The S&P 500 fell -2.5% in October, while the tech-focused Nasdaq 100 lost -3.0%, and the Dow gave back -4.4%.
Stocks rallied after election day
Large-cap stocks soared the day after the presidential election and continued even without a final vote count, staging their biggest rally since April.
“Stocks rallied globally as investors rushed back into technology and health-care firms on bets that the U.S. election results will mean no major tax hikes or regulatory changes that would derail the sectors,” Bloomberg noted.
The tech-focused Nasdaq 100 pushed its advance this week to around 9%. The S&P 500 had its biggest election week gain since 1932, according to CNBC. Foreign markets also posted strong gains for the week.
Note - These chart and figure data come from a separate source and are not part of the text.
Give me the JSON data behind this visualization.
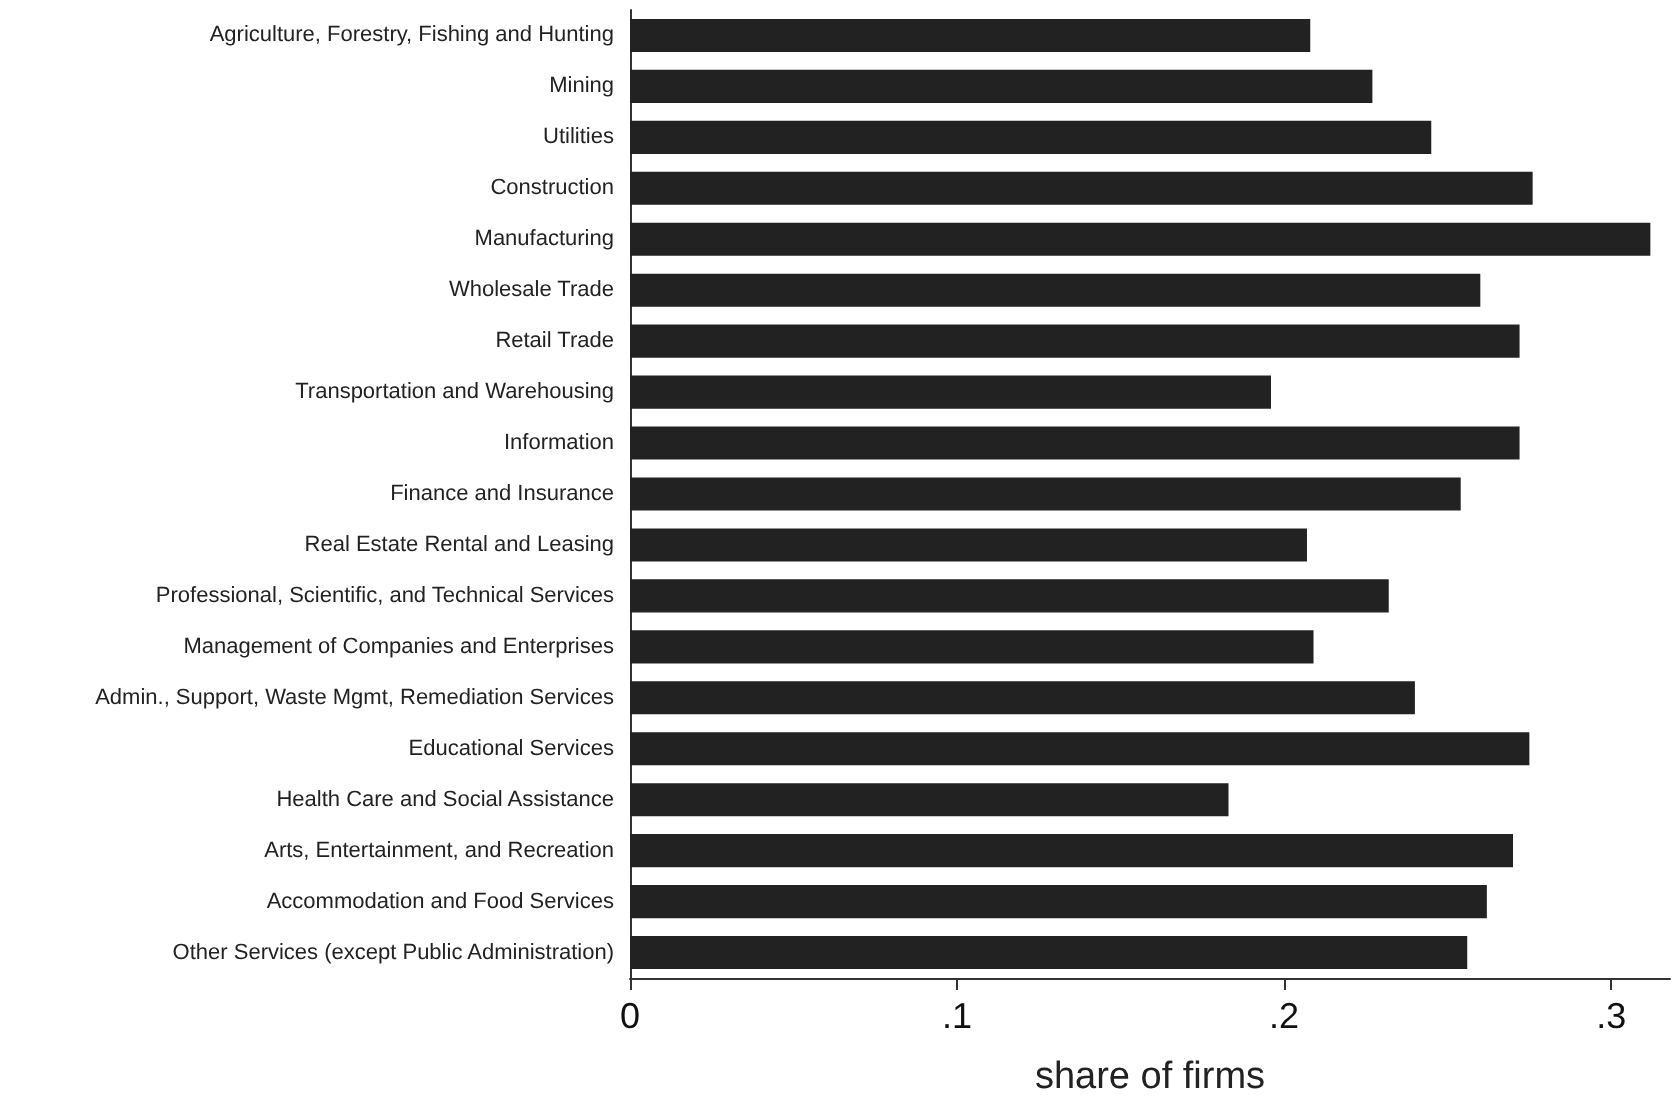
{
  "chart_data": {
    "type": "bar",
    "orientation": "horizontal",
    "xlabel": "share of firms",
    "categories": [
      "Agriculture, Forestry, Fishing and Hunting",
      "Mining",
      "Utilities",
      "Construction",
      "Manufacturing",
      "Wholesale Trade",
      "Retail Trade",
      "Transportation and Warehousing",
      "Information",
      "Finance and Insurance",
      "Real Estate Rental and Leasing",
      "Professional, Scientific, and Technical Services",
      "Management of Companies and Enterprises",
      "Admin., Support, Waste Mgmt, Remediation Services",
      "Educational Services",
      "Health Care and Social Assistance",
      "Arts, Entertainment, and Recreation",
      "Accommodation and Food Services",
      "Other Services (except Public Administration)"
    ],
    "values": [
      0.208,
      0.227,
      0.245,
      0.276,
      0.312,
      0.26,
      0.272,
      0.196,
      0.272,
      0.254,
      0.207,
      0.232,
      0.209,
      0.24,
      0.275,
      0.183,
      0.27,
      0.262,
      0.256
    ],
    "color": "#222222",
    "xlim": [
      0,
      0.318
    ],
    "xticks": [
      {
        "value": 0,
        "label": "0"
      },
      {
        "value": 0.1,
        "label": ".1"
      },
      {
        "value": 0.2,
        "label": ".2"
      },
      {
        "value": 0.3,
        "label": ".3"
      }
    ],
    "grid": false
  }
}
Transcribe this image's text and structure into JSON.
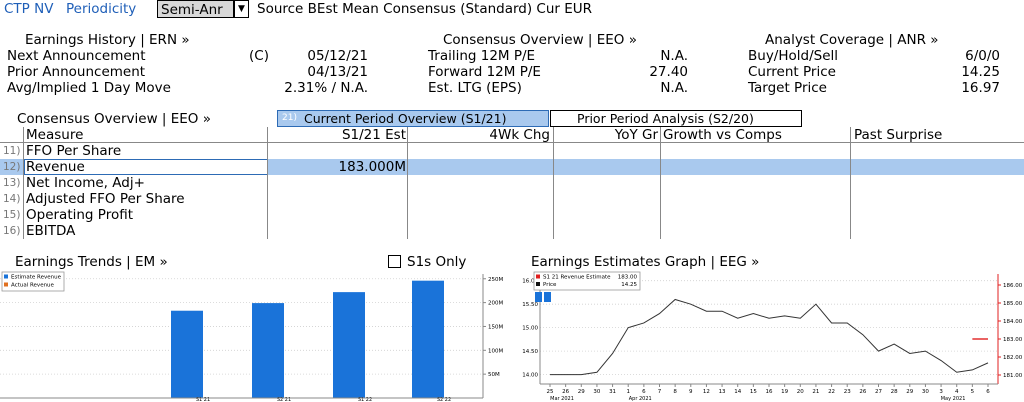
{
  "topbar": {
    "ticker": "CTP NV",
    "periodicity_label": "Periodicity",
    "periodicity_value": "Semi-Anr",
    "rest": "Source BEst Mean Consensus (Standard) Cur EUR"
  },
  "summary": {
    "earnings_history": "Earnings History | ERN »",
    "next_label": "Next Announcement",
    "next_flag": "(C)",
    "next_value": "05/12/21",
    "prior_label": "Prior Announcement",
    "prior_value": "04/13/21",
    "avg_label": "Avg/Implied 1 Day Move",
    "avg_value": "2.31% / N.A.",
    "consensus_overview": "Consensus Overview | EEO »",
    "trailing_label": "Trailing 12M P/E",
    "trailing_value": "N.A.",
    "forward_label": "Forward 12M P/E",
    "forward_value": "27.40",
    "ltg_label": "Est. LTG (EPS)",
    "ltg_value": "N.A.",
    "analyst_coverage": "Analyst Coverage | ANR »",
    "bhs_label": "Buy/Hold/Sell",
    "bhs_value": "6/0/0",
    "price_label": "Current Price",
    "price_value": "14.25",
    "target_label": "Target Price",
    "target_value": "16.97"
  },
  "tabs": {
    "section": "Consensus Overview | EEO »",
    "active_num": "21)",
    "active": "Current Period Overview (S1/21)",
    "inactive": "Prior Period Analysis (S2/20)"
  },
  "table": {
    "headers": [
      "Measure",
      "S1/21 Est",
      "4Wk Chg",
      "YoY Gr",
      "Growth vs Comps",
      "Past Surprise"
    ],
    "rows": [
      {
        "num": "11)",
        "name": "FFO Per Share",
        "value": ""
      },
      {
        "num": "12)",
        "name": "Revenue",
        "value": "183.000M"
      },
      {
        "num": "13)",
        "name": "Net Income, Adj+",
        "value": ""
      },
      {
        "num": "14)",
        "name": "Adjusted FFO Per Share",
        "value": ""
      },
      {
        "num": "15)",
        "name": "Operating Profit",
        "value": ""
      },
      {
        "num": "16)",
        "name": "EBITDA",
        "value": ""
      }
    ]
  },
  "trends": {
    "title": "Earnings Trends | EM »",
    "s1_only": "S1s Only"
  },
  "estimates_graph": {
    "title": "Earnings Estimates Graph | EEG »"
  },
  "colors": {
    "highlight": "#a9c9ee",
    "estimate_bar": "#1a73d9",
    "actual_bar": "#e07020",
    "price_line": "#333333",
    "estimate_line": "#e02020"
  },
  "chart_data": [
    {
      "type": "bar",
      "categories": [
        "S1 21",
        "S2 21",
        "S1 22",
        "S2 22"
      ],
      "series": [
        {
          "name": "Estimate Revenue",
          "values": [
            183,
            199,
            222,
            246
          ]
        },
        {
          "name": "Actual Revenue",
          "values": [
            null,
            null,
            null,
            null
          ]
        }
      ],
      "ylim": [
        0,
        260
      ],
      "yticks": [
        "50M",
        "100M",
        "150M",
        "200M",
        "250M"
      ],
      "ytick_values": [
        50,
        100,
        150,
        200,
        250
      ],
      "legend": "top-left"
    },
    {
      "type": "line",
      "x": [
        "25",
        "26",
        "29",
        "30",
        "31",
        "1",
        "6",
        "7",
        "8",
        "9",
        "12",
        "13",
        "14",
        "15",
        "16",
        "19",
        "20",
        "21",
        "22",
        "23",
        "26",
        "27",
        "28",
        "29",
        "30",
        "3",
        "4",
        "5",
        "6"
      ],
      "month_labels": [
        "Mar 2021",
        "Apr 2021",
        "May 2021"
      ],
      "series": [
        {
          "name": "Price",
          "axis": "left",
          "values": [
            14.0,
            14.0,
            14.0,
            14.05,
            14.45,
            15.0,
            15.1,
            15.3,
            15.6,
            15.5,
            15.35,
            15.35,
            15.2,
            15.3,
            15.2,
            15.25,
            15.2,
            15.5,
            15.1,
            15.1,
            14.85,
            14.5,
            14.65,
            14.45,
            14.5,
            14.3,
            14.05,
            14.1,
            14.25
          ]
        },
        {
          "name": "S1 21 Revenue Estimate",
          "axis": "right",
          "values": [
            null,
            null,
            null,
            null,
            null,
            null,
            null,
            null,
            null,
            null,
            null,
            null,
            null,
            null,
            null,
            null,
            null,
            null,
            null,
            null,
            null,
            null,
            null,
            null,
            null,
            null,
            null,
            183.0,
            183.0
          ]
        }
      ],
      "legend_values": {
        "S1 21 Revenue Estimate": "183.00",
        "Price": "14.25"
      },
      "yleft_ticks": [
        "14.00",
        "14.50",
        "15.00",
        "15.50",
        "16.00"
      ],
      "yleft": [
        13.8,
        16.1
      ],
      "yright_ticks": [
        "181.00",
        "182.00",
        "183.00",
        "184.00",
        "185.00",
        "186.00"
      ],
      "yright": [
        180.5,
        186.5
      ],
      "legend": "top-left"
    }
  ]
}
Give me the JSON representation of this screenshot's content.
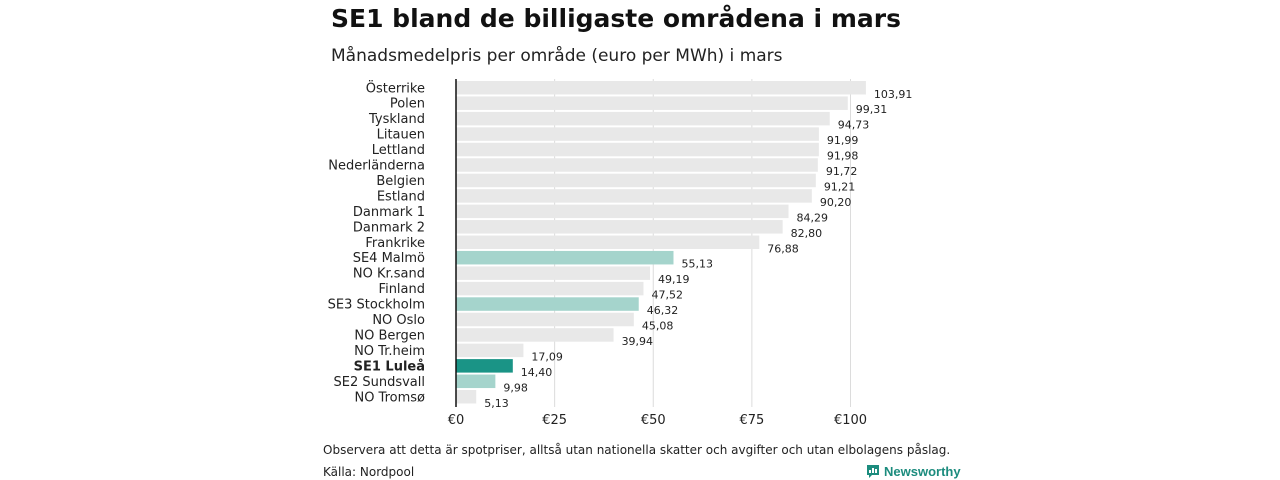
{
  "header": {
    "title": "SE1 bland de billigaste områdena i mars",
    "subtitle": "Månadsmedelpris per område (euro per MWh) i mars"
  },
  "chart_data": {
    "type": "bar",
    "orientation": "horizontal",
    "categories": [
      "Österrike",
      "Polen",
      "Tyskland",
      "Litauen",
      "Lettland",
      "Nederländerna",
      "Belgien",
      "Estland",
      "Danmark  1",
      "Danmark  2",
      "Frankrike",
      "SE4  Malmö",
      "NO Kr.sand",
      "Finland",
      "SE3  Stockholm",
      "NO Oslo",
      "NO Bergen",
      "NO Tr.heim",
      "SE1 Luleå",
      "SE2  Sundsvall",
      "NO Tromsø"
    ],
    "values": [
      103.91,
      99.31,
      94.73,
      91.99,
      91.98,
      91.72,
      91.21,
      90.2,
      84.29,
      82.8,
      76.88,
      55.13,
      49.19,
      47.52,
      46.32,
      45.08,
      39.94,
      17.09,
      14.4,
      9.98,
      5.13
    ],
    "value_labels": [
      "103,91",
      "99,31",
      "94,73",
      "91,99",
      "91,98",
      "91,72",
      "91,21",
      "90,20",
      "84,29",
      "82,80",
      "76,88",
      "55,13",
      "49,19",
      "47,52",
      "46,32",
      "45,08",
      "39,94",
      "17,09",
      "14,40",
      "9,98",
      "5,13"
    ],
    "xlim": [
      0,
      105
    ],
    "x_ticks": [
      0,
      25,
      50,
      75,
      100
    ],
    "x_tick_labels": [
      "€0",
      "€25",
      "€50",
      "€75",
      "€100"
    ],
    "grid": true,
    "colors": {
      "default": "#e8e8e8",
      "se_region": "#a5d4cc",
      "highlight": "#1a9486"
    },
    "bar_colors": [
      "#e8e8e8",
      "#e8e8e8",
      "#e8e8e8",
      "#e8e8e8",
      "#e8e8e8",
      "#e8e8e8",
      "#e8e8e8",
      "#e8e8e8",
      "#e8e8e8",
      "#e8e8e8",
      "#e8e8e8",
      "#a5d4cc",
      "#e8e8e8",
      "#e8e8e8",
      "#a5d4cc",
      "#e8e8e8",
      "#e8e8e8",
      "#e8e8e8",
      "#1a9486",
      "#a5d4cc",
      "#e8e8e8"
    ],
    "bold_categories": [
      "SE1 Luleå"
    ]
  },
  "footer": {
    "note": "Observera att detta är spotpriser, alltså utan nationella skatter och avgifter och utan elbolagens påslag.",
    "source": "Källa: Nordpool",
    "brand": "Newsworthy",
    "brand_color": "#1c8c7e"
  }
}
Market volatility may continue, but during an election year, November is usually the best month of the year for the S&P 500.
While it’s good to pay attention to the financial markets and to elections, it’s how you respond to these changes that really matters. And your reaction is likely to be affected by how you feel about the eventual winner of the election.
It’s clear that Americans have very different ideas about what’s best for the country, but when it comes to investing, there’s still a lot we all agree on, and that’s worth remembering right now when the country seems so divided.
What we can all agree on
Long-term investors will be rewarded.
No matter what direction the market takes short term, staying invested is still likely to help you achieve your long-term financial goals. And if history is any guide, in five years’ time, you’ll be happy you stayed the course.
Keeping a long-term focus can also help you avoid the pitfalls of short-term thinking. “Decades of research show us that short-term thinking is linked to increased impatience and discounting of future rewards, impulsive decisions, higher debt, lower savings, excessive risk-taking, and poor health decisions,” Morningstar reported.
Invest based on your goals and needs, not your political party.
Your political outlook can affect how you invest. A 2017 study found that “investors become more optimistic when their affiliated political party is in power,” Mark Hulbert reported in Marketwatch earlier this year. But this can lead to investment mistakes, as we saw in 2008 and in 2016 when some investors sold out of stocks due to political fears and missed out on good gains.
Instead, try to invest with an open mind about what future markets will bring, and be prepared to change your portfolio if market conditions change. As UBS warned: “Positioning a portfolio right now for a specific outcome leaves it vulnerable to the good chance that another outcome, with different market consequences, materializes.”
Your investment plans should be tailored to your long-term goals and your risk level, and that includes an allocation that’s designed to help you participate in the market’s gains and stay invested through periods of uncertainty and volatility. This is the foundation of any FundX investment plan.
You should also be prepared for the unexpected, which is why most people need a cash cushion of six to 12 months of expenses to tide them over in an emergency.
There will be good investment opportunities no matter who is in the White House.
Change can feel scary, but as we’ve seen in our decades of investing, changing markets often bring new investment opportunities. Despite the current insecurity, we believe there will certainly be many positive changes coming. Hopefully, now that we’re passing the peak of earnings season and the election, these clouds will lift.